OGH 1Ob258/60

OGH1Ob258/609.8.1960

SZ 33/81

Normen

AnerbG §5 Abs1 Z2
AnerbG §5 Abs1 Z2

 

Spruch:

Nur ein besonders schweres Gebrechen bildet einen Ausschließungsgrund nach § 5 Abs. 1 Z. 2 AnerbenG.

Entscheidung vom 9. August 1960, 1 Ob 258/60.

I. Instanz: Bezirksgericht Mank; II. Instanz: Kreisgericht St. Pölten.

Text

Josef S., Theresia E. und Johanna B. sind die Geschwister des Erblassers und kommen als dessen gesetzliche Erben in Betracht. Der erblasserische Besitz ist ein Erbhof. Die beiden Letztgenannten behaupten, daß Josef S. wegen schwerer körperlicher Gebrechen als Anerbe ausgeschlossen sei, da er zur Bewirtschaftung des Erbhofes offenbar unfähig sei. Er könne beinahe nicht mehr gehen, habe starkes Asthma, einer seiner Füße sei verschwollen, sein Körper sei krankhaft und übermäßig wasserhältig. Er könne nicht einmal von seinem Wohnhaus zu dem in derselben Gemeinde liegenden Haus des Erblassers gehen. Er sei außerstande, die Grundstücke zu besichtigen und die Wirtschaft zweckentsprechend zu leiten.

Josef S. bestritt dieses Vorbringen und legte das Zeugnis eines Arztes vor, wonach er an einer derzeit vollkompensierten arteriosklerotischen Cardiopathie leide, gehfähig sei und kleine Arbeiten selbständig durchführen könne. Für die Leitung eines Bauernhofes sei er voll geeignet, wenn ihm die nötigen Hilfskräfte zur Verfügung stunden.

Das Erstgericht wies gemäß § 10 Abs. 1 AnerbenG. den Erbhof dem Josef S. zu, da kein geistiges oder körperliches Gebrechen vorliege, welches ihn zur Führung des Erbhofes offenbar unfähig mache.

Das Rekursgericht hob den erstgerichtlichen Beschluß auf und trug die Ergänzung des Verfahrens durch Vernehmung eines gerichtsärztlichen Sachverständigen auf. Die vom Erstgericht herangezogenen Unterlagen reichten nach Ansicht des Rekursgerichtes zu einer verläßlichen Beurteilung nicht aus.

Der Oberste Gerichtshof gab dem dagegen erhobenen Revisionsrekurs des Josef S. nicht Folge.

Rechtliche Beurteilung

Aus der Begründung:

Gemäß § 5 Abs. 1 Z. 2 AnerbenG. ist von der Übernahme des Erbhofes ausgeschlossen, wer wegen schwerer körperlicher Gebrechen zur Bewirtschaftung des Erbhofes offenbar unfähig ist. Gemäß § 5 Abs. 3 des Gesetzes spricht die Vermutung für das Fehlen von Ausschließungsgrunden. Nach den Erläuterungen zur Regierungsvorlage wurden diese strengen Bedingungen zur Vermeidung von mißbräuchlicher Inanspruchnahme von Ausschließungsgrunden festgesetzt. Ferner bedeutet Bewirtschaftung nicht, daß der Anerbe selbst mit Hand anlegen müßte. Es genügt, wenn er die Leitung innehaben kann. Die Vermutung bewirkt, daß den Antragstellern die Beweislast obliegt.
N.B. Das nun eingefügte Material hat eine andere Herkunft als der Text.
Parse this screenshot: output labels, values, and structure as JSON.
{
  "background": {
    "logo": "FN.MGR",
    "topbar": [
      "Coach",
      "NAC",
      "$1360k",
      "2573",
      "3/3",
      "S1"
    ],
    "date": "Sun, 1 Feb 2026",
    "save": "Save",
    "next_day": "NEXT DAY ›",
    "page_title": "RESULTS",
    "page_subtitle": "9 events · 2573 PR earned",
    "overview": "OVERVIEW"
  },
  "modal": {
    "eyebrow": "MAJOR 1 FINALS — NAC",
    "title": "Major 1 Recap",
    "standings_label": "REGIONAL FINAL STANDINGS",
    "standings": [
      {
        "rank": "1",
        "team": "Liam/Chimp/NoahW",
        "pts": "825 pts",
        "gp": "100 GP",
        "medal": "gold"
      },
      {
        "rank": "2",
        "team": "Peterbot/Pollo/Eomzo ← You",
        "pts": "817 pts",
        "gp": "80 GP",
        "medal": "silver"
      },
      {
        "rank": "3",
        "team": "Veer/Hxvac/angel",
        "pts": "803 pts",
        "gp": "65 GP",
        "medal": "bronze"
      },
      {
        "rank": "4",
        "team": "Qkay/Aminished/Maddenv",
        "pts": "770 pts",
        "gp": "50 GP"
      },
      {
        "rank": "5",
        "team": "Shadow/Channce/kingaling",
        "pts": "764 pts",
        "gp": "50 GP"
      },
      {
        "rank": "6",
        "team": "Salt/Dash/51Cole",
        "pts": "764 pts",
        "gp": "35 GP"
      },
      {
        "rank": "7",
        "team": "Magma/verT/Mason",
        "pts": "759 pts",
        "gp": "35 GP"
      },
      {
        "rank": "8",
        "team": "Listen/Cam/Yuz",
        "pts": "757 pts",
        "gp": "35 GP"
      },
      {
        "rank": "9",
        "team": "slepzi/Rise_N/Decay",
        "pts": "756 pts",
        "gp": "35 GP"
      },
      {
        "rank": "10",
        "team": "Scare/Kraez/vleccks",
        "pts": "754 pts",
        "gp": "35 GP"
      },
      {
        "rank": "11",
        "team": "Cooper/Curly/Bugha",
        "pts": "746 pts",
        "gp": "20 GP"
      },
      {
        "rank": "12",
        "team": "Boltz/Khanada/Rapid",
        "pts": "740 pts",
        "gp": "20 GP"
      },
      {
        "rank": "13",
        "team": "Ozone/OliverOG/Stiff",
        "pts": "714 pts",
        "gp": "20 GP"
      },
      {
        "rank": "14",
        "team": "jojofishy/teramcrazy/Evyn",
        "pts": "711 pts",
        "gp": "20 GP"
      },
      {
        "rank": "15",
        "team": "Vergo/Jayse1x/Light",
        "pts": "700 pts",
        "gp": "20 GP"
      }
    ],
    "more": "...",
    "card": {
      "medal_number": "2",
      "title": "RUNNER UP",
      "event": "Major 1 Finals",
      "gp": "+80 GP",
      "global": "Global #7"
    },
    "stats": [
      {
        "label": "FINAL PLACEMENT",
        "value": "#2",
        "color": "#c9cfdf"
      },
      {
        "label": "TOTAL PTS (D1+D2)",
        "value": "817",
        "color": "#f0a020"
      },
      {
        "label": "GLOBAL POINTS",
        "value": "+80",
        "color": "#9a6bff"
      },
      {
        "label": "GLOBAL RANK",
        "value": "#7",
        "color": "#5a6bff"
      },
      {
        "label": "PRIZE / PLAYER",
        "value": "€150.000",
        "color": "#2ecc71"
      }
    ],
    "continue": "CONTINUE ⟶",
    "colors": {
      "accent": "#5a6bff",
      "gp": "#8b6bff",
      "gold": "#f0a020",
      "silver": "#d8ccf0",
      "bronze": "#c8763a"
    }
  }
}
Nicht richtig ist die Ansicht des Rechtsmittelwerbers, daß unter offenbarer Unfähigkeit nur eine solche zu verstehen sei, die jedem Laien erkennbar sei. Wie sich aus den Erläuterungen ergibt, soll damit nur zum Ausdruck gebracht werden, daß nur ein besonders schweres Gebrechen einen Ausschließungsgrund bildet. Hingegen sollte damit nichts über die Art der Feststellung des Gebrechens gesagt sein. Denn es könnte z. B. der Fall sein, daß der vorgesehene Anerbe ein schweres inneres Gebrechen hat, das nicht für jedermann erkennbar ist, ihn aber doch zur Bewirtschaftung unfähig macht. Es würde der Absicht des Gesetzes völlig widersprechen, den Anerben in diesem Fall doch zuzulassen.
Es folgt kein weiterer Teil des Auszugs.